A integração entre soja, milho, cana-de-açúcar, algodão, feijão e pecuária permite reduzir a dependência de uma única cadeia produtiva e oferece maior flexibilidade na gestão operacional e na alocação de capital.
Diversificação reduz exposição aos ciclos do mercado
O modelo tem ganhado espaço especialmente entre grandes grupos agrícolas, que passaram a estruturar operações mais amplas e integradas para enfrentar ciclos distintos de mercado.
A BrasilAgro, uma das principais empresas brasileiras do setor de propriedades agrícolas, é um exemplo desse movimento.

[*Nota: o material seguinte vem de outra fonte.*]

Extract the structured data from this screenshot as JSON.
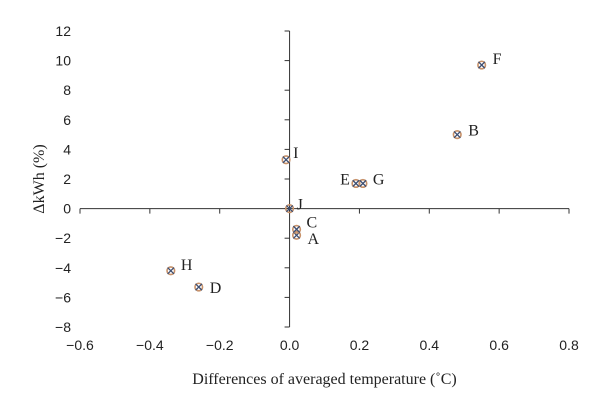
{
  "chart_data": {
    "type": "scatter",
    "title": "",
    "xlabel": "Differences of averaged temperature (˚C)",
    "ylabel": "ΔkWh (%)",
    "xlim": [
      -0.6,
      0.8
    ],
    "ylim": [
      -8,
      12
    ],
    "xticks": [
      -0.6,
      -0.4,
      -0.2,
      0.0,
      0.2,
      0.4,
      0.6,
      0.8
    ],
    "xtick_labels": [
      "−0.6",
      "−0.4",
      "−0.2",
      "0.0",
      "0.2",
      "0.4",
      "0.6",
      "0.8"
    ],
    "yticks": [
      -8,
      -6,
      -4,
      -2,
      0,
      2,
      4,
      6,
      8,
      10,
      12
    ],
    "ytick_labels": [
      "−8",
      "−6",
      "−4",
      "−2",
      "0",
      "2",
      "4",
      "6",
      "8",
      "10",
      "12"
    ],
    "grid": false,
    "legend": false,
    "marker_colors": {
      "circle": "#c8926a",
      "cross": "#3d4f73"
    },
    "points": [
      {
        "label": "A",
        "x": 0.02,
        "y": -1.8
      },
      {
        "label": "B",
        "x": 0.48,
        "y": 5.0
      },
      {
        "label": "C",
        "x": 0.02,
        "y": -1.4
      },
      {
        "label": "D",
        "x": -0.26,
        "y": -5.3
      },
      {
        "label": "E",
        "x": 0.19,
        "y": 1.7
      },
      {
        "label": "F",
        "x": 0.55,
        "y": 9.7
      },
      {
        "label": "G",
        "x": 0.21,
        "y": 1.7
      },
      {
        "label": "H",
        "x": -0.34,
        "y": -4.2
      },
      {
        "label": "I",
        "x": -0.01,
        "y": 3.3
      },
      {
        "label": "J",
        "x": 0.0,
        "y": 0.0
      }
    ]
  }
}
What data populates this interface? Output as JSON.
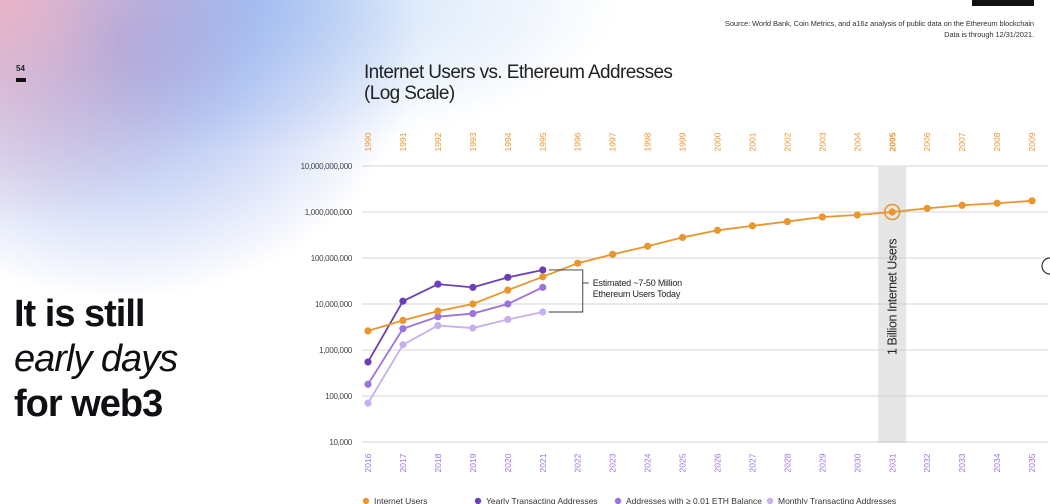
{
  "slide": {
    "page_number": "54",
    "headline_line1": "It is still",
    "headline_line2": "early days",
    "headline_line3": "for web3",
    "source_line1": "Source: World Bank, Coin Metrics, and a16z analysis of public data on the Ethereum blockchain",
    "source_line2": "Data is through 12/31/2021."
  },
  "chart_data": {
    "type": "line",
    "title_line1": "Internet Users vs. Ethereum Addresses",
    "title_line2": "(Log Scale)",
    "log_scale": true,
    "ylim": [
      10000,
      10000000000
    ],
    "y_tick_values": [
      10000000000,
      1000000000,
      100000000,
      10000000,
      1000000,
      100000,
      10000
    ],
    "y_tick_labels": [
      "10,000,000,000",
      "1,000,000,000",
      "100,000,000",
      "10,000,000",
      "1,000,000",
      "100,000",
      "10,000"
    ],
    "top_axis_labels": [
      "1990",
      "1991",
      "1992",
      "1993",
      "1994",
      "1995",
      "1996",
      "1997",
      "1998",
      "1999",
      "2000",
      "2001",
      "2002",
      "2003",
      "2004",
      "2005",
      "2006",
      "2007",
      "2008",
      "2009"
    ],
    "bottom_axis_labels": [
      "2016",
      "2017",
      "2018",
      "2019",
      "2020",
      "2021",
      "2022",
      "2023",
      "2024",
      "2025",
      "2026",
      "2027",
      "2028",
      "2029",
      "2030",
      "2031",
      "2032",
      "2033",
      "2034",
      "2035"
    ],
    "highlight_index": 15,
    "highlight_label": "1 Billion Internet Users",
    "annotation_line1": "Estimated ~7-50 Million",
    "annotation_line2": "Ethereum Users Today",
    "series": [
      {
        "name": "Internet Users",
        "color": "#E8962E",
        "values": [
          2600000,
          4400000,
          7000000,
          10000000,
          20000000,
          39000000,
          77000000,
          120000000,
          180000000,
          280000000,
          400000000,
          500000000,
          620000000,
          780000000,
          860000000,
          1000000000,
          1200000000,
          1400000000,
          1550000000,
          1750000000
        ]
      },
      {
        "name": "Yearly Transacting Addresses",
        "color": "#6B3FB8",
        "values": [
          550000,
          11500000,
          27000000,
          23000000,
          38000000,
          55000000
        ]
      },
      {
        "name": "Addresses with ≥ 0.01 ETH Balance",
        "color": "#9C74DD",
        "values": [
          180000,
          2900000,
          5300000,
          6200000,
          10000000,
          23000000
        ]
      },
      {
        "name": "Monthly Transacting Addresses",
        "color": "#C7B0EE",
        "values": [
          70000,
          1300000,
          3400000,
          3000000,
          4600000,
          6700000
        ]
      }
    ]
  }
}
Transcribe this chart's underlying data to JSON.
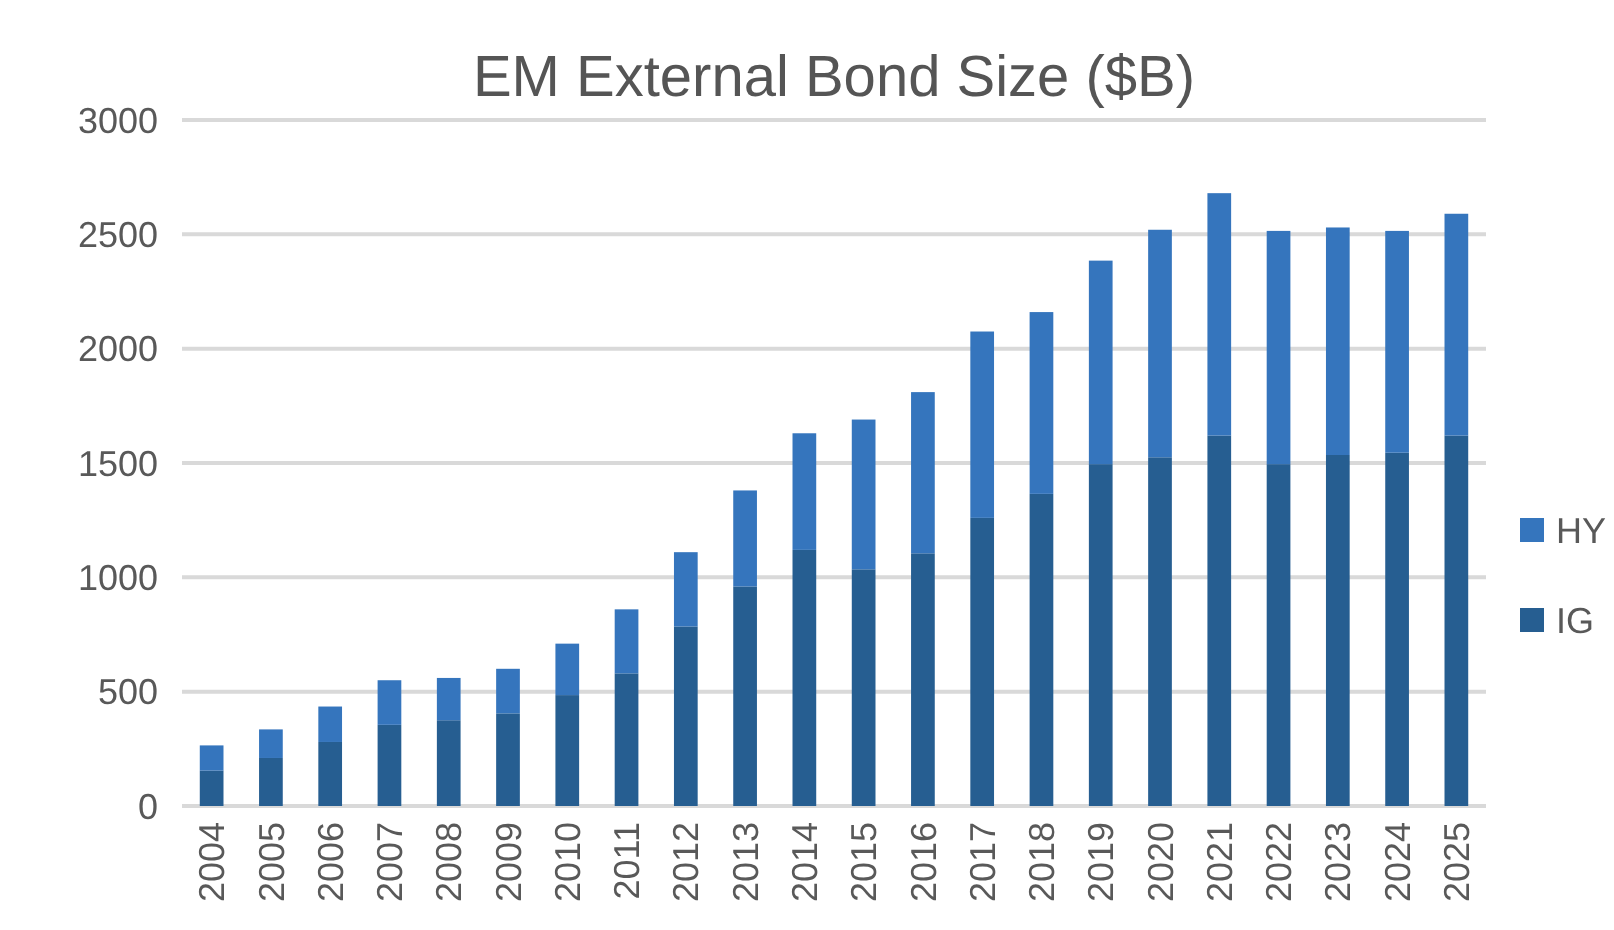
{
  "chart_data": {
    "type": "bar",
    "title": "EM External Bond Size ($B)",
    "stacked": true,
    "categories": [
      "2004",
      "2005",
      "2006",
      "2007",
      "2008",
      "2009",
      "2010",
      "2011",
      "2012",
      "2013",
      "2014",
      "2015",
      "2016",
      "2017",
      "2018",
      "2019",
      "2020",
      "2021",
      "2022",
      "2023",
      "2024",
      "2025"
    ],
    "series": [
      {
        "name": "IG",
        "color": "#265e91",
        "values": [
          155,
          210,
          280,
          355,
          375,
          405,
          485,
          580,
          785,
          960,
          1120,
          1035,
          1105,
          1260,
          1365,
          1495,
          1525,
          1620,
          1495,
          1535,
          1545,
          1620
        ]
      },
      {
        "name": "HY",
        "color": "#3575bd",
        "values": [
          110,
          125,
          155,
          195,
          185,
          195,
          225,
          280,
          325,
          420,
          510,
          655,
          705,
          815,
          795,
          890,
          995,
          1060,
          1020,
          995,
          970,
          970
        ]
      }
    ],
    "ylim": [
      0,
      3000
    ],
    "yticks": [
      0,
      500,
      1000,
      1500,
      2000,
      2500,
      3000
    ],
    "grid": "y",
    "legend": "right"
  }
}
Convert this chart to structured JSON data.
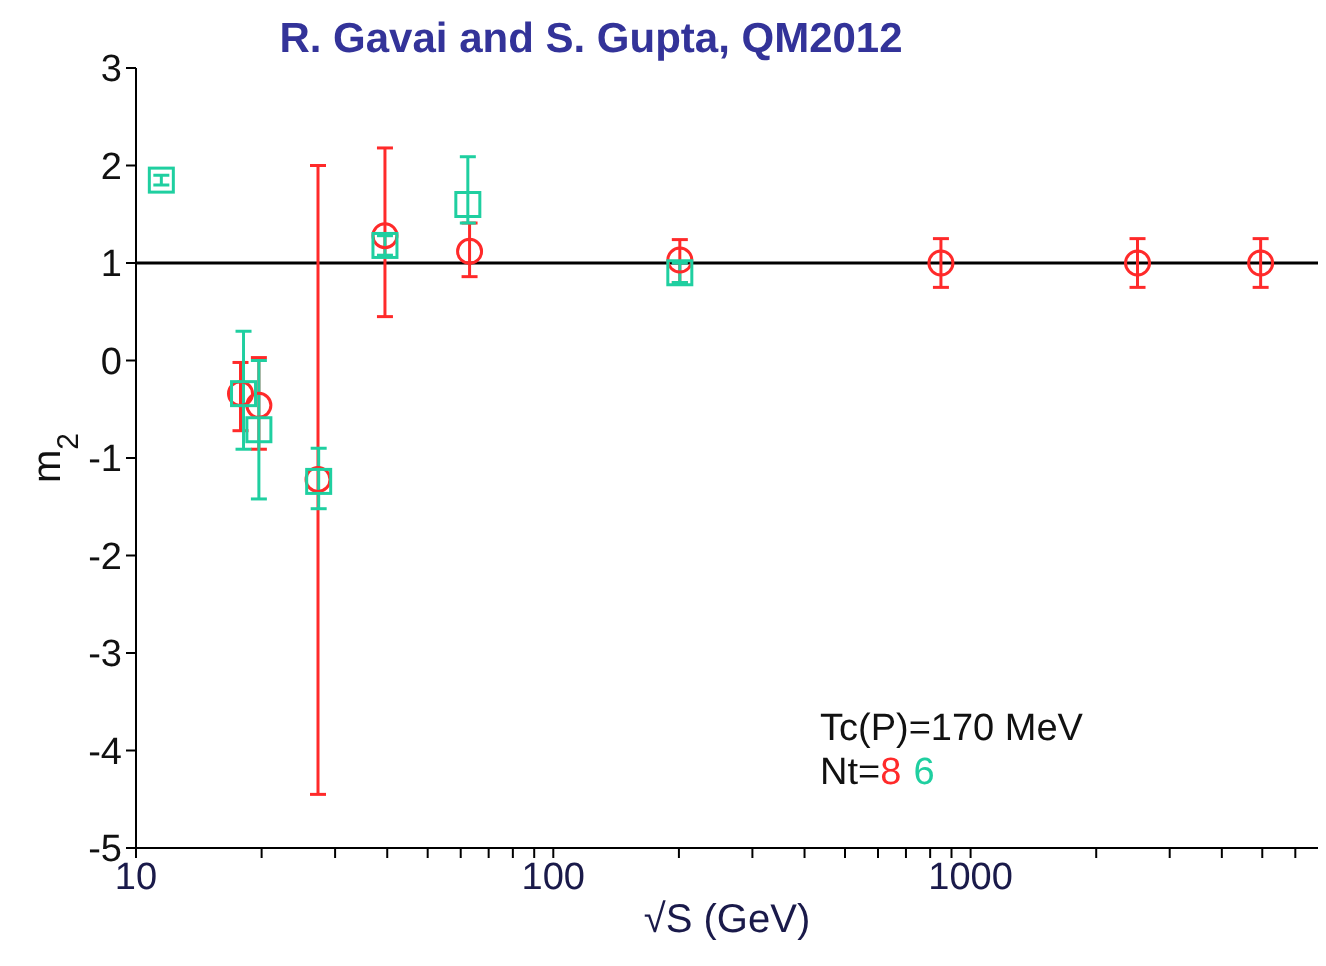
{
  "chart_data": {
    "type": "scatter",
    "title": "R. Gavai and S. Gupta, QM2012",
    "xlabel": "√S (GeV)",
    "ylabel": "m$_{2}$",
    "log": "x",
    "xlim": [
      10,
      6800
    ],
    "xticks": [
      10,
      {
        "value": 20,
        "label": null
      },
      {
        "value": 30,
        "label": null
      },
      {
        "value": 40,
        "label": null
      },
      {
        "value": 50,
        "label": null
      },
      {
        "value": 60,
        "label": null
      },
      {
        "value": 70,
        "label": null
      },
      {
        "value": 80,
        "label": null
      },
      {
        "value": 90,
        "label": null
      },
      100,
      {
        "value": 200,
        "label": null
      },
      {
        "value": 300,
        "label": null
      },
      {
        "value": 400,
        "label": null
      },
      {
        "value": 500,
        "label": null
      },
      {
        "value": 600,
        "label": null
      },
      {
        "value": 700,
        "label": null
      },
      {
        "value": 800,
        "label": null
      },
      {
        "value": 900,
        "label": null
      },
      1000,
      {
        "value": 2000,
        "label": null
      },
      {
        "value": 3000,
        "label": null
      },
      {
        "value": 4000,
        "label": null
      },
      {
        "value": 5000,
        "label": null
      },
      {
        "value": 6000,
        "label": null
      }
    ],
    "ylim": [
      -5,
      3
    ],
    "yticks": [
      -5,
      -4,
      -3,
      -2,
      -1,
      0,
      1,
      2,
      3
    ],
    "grid": false,
    "legend": "bottom right",
    "legend_title": "Nt=",
    "ref_lines": [
      {
        "axis": "y",
        "value": 1,
        "color": "#000000"
      }
    ],
    "annotations": [
      "Tc(P)=170 MeV"
    ],
    "series": [
      {
        "name": "8",
        "color": "#ff2a2a",
        "marker": "circle",
        "x": [
          17.8,
          19.7,
          27.3,
          39.5,
          63,
          201,
          849,
          2512,
          4955
        ],
        "values": [
          -0.34,
          -0.46,
          -1.22,
          1.28,
          1.12,
          1.03,
          1.0,
          1.0,
          1.0
        ],
        "errors": [
          [
            -0.72,
            -0.02
          ],
          [
            -0.91,
            0.03
          ],
          [
            -4.45,
            2.0
          ],
          [
            0.45,
            2.18
          ],
          [
            0.86,
            1.41
          ],
          [
            0.8,
            1.24
          ],
          [
            0.75,
            1.25
          ],
          [
            0.75,
            1.25
          ],
          [
            0.75,
            1.25
          ]
        ]
      },
      {
        "name": "6",
        "color": "#1fcfa0",
        "marker": "square",
        "x": [
          11.5,
          18.1,
          19.7,
          27.4,
          39.5,
          62.4,
          201
        ],
        "values": [
          1.85,
          -0.34,
          -0.71,
          -1.24,
          1.18,
          1.6,
          0.9
        ],
        "errors": [
          [
            1.8,
            1.9
          ],
          [
            -0.91,
            0.3
          ],
          [
            -1.42,
            0.0
          ],
          [
            -1.52,
            -0.9
          ],
          [
            1.08,
            1.28
          ],
          [
            1.41,
            2.09
          ],
          [
            0.8,
            1.0
          ]
        ]
      }
    ]
  }
}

A companhia atua em diferentes frentes produtivas, combinando desenvolvimento de terras, produção agrícola e gestão ativa de ativos biológicos, com operações em grãos, cana-de-açúcar e pecuária.
Os resultados recentes da empresa mostram como a diversificação pode ajudar a equilibrar receitas em cenários distintos de mercado.
Soja e milho compensam queda na receita da cana
Nos nove primeiros meses do ano-safra 2025/26, a BrasilAgro registrou receita líquida total de R$ 637,3 milhões. Desse montante, R$ 635,8 milhões vieram da operação agrícola.
A soja liderou o faturamento da companhia, com receita de R$ 277,4 milhões, seguida pela cana-de-açúcar, com R$ 164,1 milhões, e pelo milho, que gerou R$ 61,9 milhões.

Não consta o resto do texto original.